Mr Ramelow’s Die Linke (Left) won Thuringia’s state elections in October and agreed a coalition deal on Tuesday.
But, in what is being described as an earthquake in German politics, he then lost the vote for state premier.
The AfD unexpectedly threw its weight behind another party’s candidate.
Why the controversy?
For mainstream parties to collaborate with the AfD is considered a taboo, and both Chancellor Angela Merkel’s local CDU and the liberal FDP ended up on the same side, backing the liberal candidate, Thomas Kemmerich.
No state premier has ever taken office before with the aid of the AfD.
The anti-immigration party is the biggest opposition force in Germany’s national parliament, the Bundestag. Thuringia is one of its heartlands and the regional AfD is seen as even more extreme there, because it is led by Björn Höcke, one of its most controversial figures.
Mr Höcke sparked an outcry when he condemned the decision to place the Holocaust memorial in the heart of Berlin, describing it as a “memorial of shame”.
Critics were appalled that the two centre-right parties had apparently made a pact with a party that holds extreme views on immigration, freedom of speech and the press.
Mr Kemmerich’s FDP had barely scraped into the local parliament in Erfurt with just 5% of the vote last October, and his success in the vote in parliament came as a shock to Bodo Ramelow’s supporters.
What reaction has there been?
Mr Kemmerich told the parliament in Erfurt that he was against all forms of fascism – “I’m anti-AfD and anti-Höcke” – but local reports said he was interrupted by shouts of “charlatan” and “hypocrite”.
Over 1,000 protesters took to the streets of Erfurt and other demonstrations were held in Thuringia’s other main cities – Weimar, Jena and Gera -, public broadcaster MDR reported.
Hundreds of people protested in front of Mr Kemmerich’s party headquarters in Berlin, and the hashtag #Dammbruch (dam burst) was trending on Wednesday evening in Germany.

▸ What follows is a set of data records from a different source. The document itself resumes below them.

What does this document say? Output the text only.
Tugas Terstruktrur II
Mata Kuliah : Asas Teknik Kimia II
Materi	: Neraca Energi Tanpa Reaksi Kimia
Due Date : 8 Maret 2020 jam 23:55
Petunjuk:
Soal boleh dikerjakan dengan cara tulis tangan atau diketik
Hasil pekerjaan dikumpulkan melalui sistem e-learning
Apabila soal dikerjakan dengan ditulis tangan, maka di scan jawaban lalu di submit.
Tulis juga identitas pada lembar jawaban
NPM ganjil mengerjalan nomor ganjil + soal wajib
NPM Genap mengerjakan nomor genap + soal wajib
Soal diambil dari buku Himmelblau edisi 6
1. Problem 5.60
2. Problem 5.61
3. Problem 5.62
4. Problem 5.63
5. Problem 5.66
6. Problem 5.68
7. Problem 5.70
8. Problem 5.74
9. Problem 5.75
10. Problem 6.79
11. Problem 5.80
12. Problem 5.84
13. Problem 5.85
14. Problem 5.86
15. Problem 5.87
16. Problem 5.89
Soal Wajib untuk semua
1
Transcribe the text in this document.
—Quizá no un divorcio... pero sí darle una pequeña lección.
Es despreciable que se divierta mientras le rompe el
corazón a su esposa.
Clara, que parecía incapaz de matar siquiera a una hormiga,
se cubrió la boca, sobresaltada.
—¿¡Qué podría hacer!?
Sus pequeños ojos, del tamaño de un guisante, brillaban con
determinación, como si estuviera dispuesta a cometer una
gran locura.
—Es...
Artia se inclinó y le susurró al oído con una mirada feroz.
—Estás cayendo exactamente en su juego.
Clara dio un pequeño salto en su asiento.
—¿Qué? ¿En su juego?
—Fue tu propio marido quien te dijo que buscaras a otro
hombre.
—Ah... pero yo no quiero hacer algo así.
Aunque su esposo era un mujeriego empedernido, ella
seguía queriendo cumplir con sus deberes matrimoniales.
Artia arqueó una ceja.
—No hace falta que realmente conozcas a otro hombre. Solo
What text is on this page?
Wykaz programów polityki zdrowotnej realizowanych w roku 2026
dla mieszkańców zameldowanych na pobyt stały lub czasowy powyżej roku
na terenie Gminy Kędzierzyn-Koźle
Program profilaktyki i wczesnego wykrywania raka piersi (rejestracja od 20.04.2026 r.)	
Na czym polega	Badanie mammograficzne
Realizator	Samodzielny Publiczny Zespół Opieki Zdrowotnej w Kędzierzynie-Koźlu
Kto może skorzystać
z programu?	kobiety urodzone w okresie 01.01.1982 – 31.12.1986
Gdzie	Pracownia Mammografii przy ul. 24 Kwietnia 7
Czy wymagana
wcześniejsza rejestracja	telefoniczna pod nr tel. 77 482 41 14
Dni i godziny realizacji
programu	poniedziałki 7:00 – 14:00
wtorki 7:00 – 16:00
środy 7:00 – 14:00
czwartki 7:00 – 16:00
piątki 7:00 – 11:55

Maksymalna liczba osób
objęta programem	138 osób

Mr Ramelow himself said what had happened was a “disgusting charade”. He pointed out that it was in Thuringia 90 years ago that the first National Socialist government in Germany had been elected.
There was also anger from the CDU’s national leader, Annegret Kramp-Karrenbauer, who called for new elections, describing what had happened as “a bad day for Thuringia, a bad day for Germany”.
The leader of Mr Kemmerich’s own party, Christian Lindner, ruled out co-operating with the far right.